The lawsuit alleges Edward Polchlopek III and his company, Nashville, Tenn-based Altius Management, in 2012 raised more than $25,000 from 810 people in order to print a deck of “retro-horror”-themed cards designed by a Serbian artist. 
Among those backers were 31 living in Washington state, according to the suit, which was filed in King County Superior Court. 
Altius’ fundraising campaign promised backers that in exchange they would receive playing cards and other freebies, such as poker chips, dice and “even a costume straitjacket,” the complaint alleges. 
But two years later, the attorney general said, not a single backer has received what was promised, and no money was returned. The suit seeks restitution of the cash, as well as fines up to $2,000 per backer for violations of the Consumer Protection Act, meaning the total could top $1.6 million.
You can read the rest of the article at the Seattle Times.

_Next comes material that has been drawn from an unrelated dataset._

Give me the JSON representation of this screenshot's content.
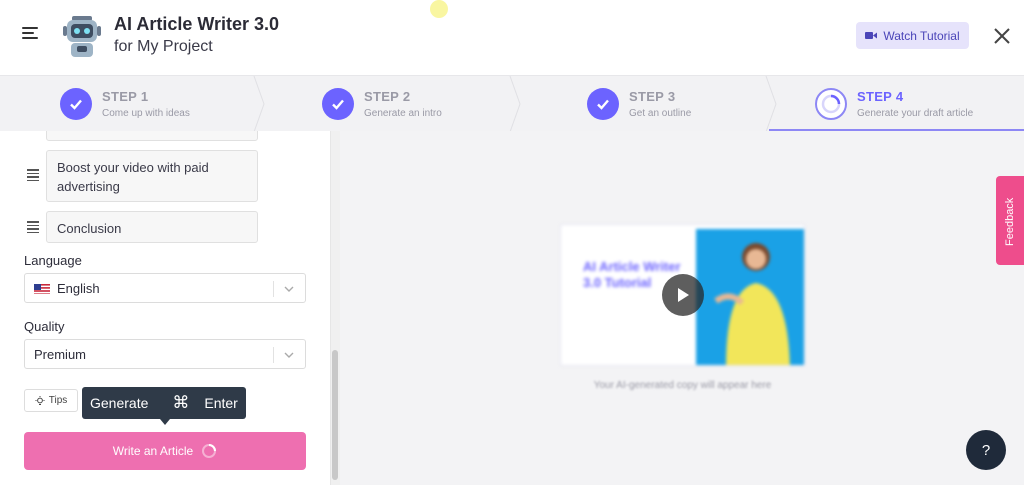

What does this mean to the Toms, Mikes, Joshuas, Gareths and the rest that take in funds and deliver squat years later? Depends on whether or not backers in Washington state bring their complaints to the state's AG. Even if it goes nowhere, the legal costs to defend against such a lawsuit is beyond the scope of 99.9% of Kickstarter creators out there.

I firmly believe that few project creators go into it planning to fuck their backers over, but I also believe more than a few go into it thinking "if i all goes pear-shaped, I'm really not on the hook for anything and it's not my money being risked".

A lawsuit like this means it IS their money being put as risk. Maybe it will keep those that expect Kickstarter to be their cash making machine with no risk to think twice.

Or not.

3 comments:

  1. Yeah this can only help the rest of us.

    ReplyDelete
  2. If it succeeds and sets precedent it might trim the fat a bit.

    ReplyDelete
  3. Printing a deck of cards costs $30 a pop? And yet my Bicycle packs are maybe $1 each. Hmm. A fool and his money were lucky to ge together in the first place.